Is there ultimately any difference between how the policeman view the barrier between art and life and how Katurian views it?

In The Pillowman, Katurian believes in a firm division between the fictional and the real world. Initially, he is mystified that despite uncanny similarities there could be any relationship between the stories he writes and the child murderers for which Tupolski and Ariel consider him the prime suspect. The policemen strive to show Katurian that he is mistaken, that artistic expression (at least Katurian’s artistic expression) does not occur in a vacuum. The short stories have real world violent consequences. However the policemen almost paradoxically try to establish the reality of Katurian’s stories by blurring the line between the reality of their interrogation and a performance staged for Katurian’s benefit. From Ariel’s staging of a fake torture of Michal to Tupolski’s almost perpetual “mucking around” the policemen try to get Katurian to accept the real world impact of his stories by absorbing him into a fiction of their own making. Consider the relationship between art and life outlined in McDonagh’s play.

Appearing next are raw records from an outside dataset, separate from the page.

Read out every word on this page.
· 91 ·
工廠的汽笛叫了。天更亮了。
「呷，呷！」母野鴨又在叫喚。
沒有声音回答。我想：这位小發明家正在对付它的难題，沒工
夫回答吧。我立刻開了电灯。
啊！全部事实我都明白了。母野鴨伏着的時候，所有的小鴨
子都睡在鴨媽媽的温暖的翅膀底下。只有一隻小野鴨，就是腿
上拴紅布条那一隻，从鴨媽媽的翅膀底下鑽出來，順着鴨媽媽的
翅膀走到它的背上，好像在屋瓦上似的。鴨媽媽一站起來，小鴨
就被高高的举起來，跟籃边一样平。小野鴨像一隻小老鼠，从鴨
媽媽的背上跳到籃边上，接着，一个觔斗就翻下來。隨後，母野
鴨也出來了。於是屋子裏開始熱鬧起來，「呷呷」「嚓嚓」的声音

Some of the questions you may wish to consider include:

Is there ultimately any difference between how the policeman view the barrier between art and life and how Katurian views it?

Do such views remain consistent over the course of the play or do they change?

Does the play offer a different view of this than any of the characters?

How do the stories that are performed for the audience impact your perception of the characters and the play?

Does Katurian bear any responsibility for Michal’s actions?

If Katurian is right, and there is a firm barrier between art and the real world why is it so important to him that his stories survive, and what might this suggest about both art and life?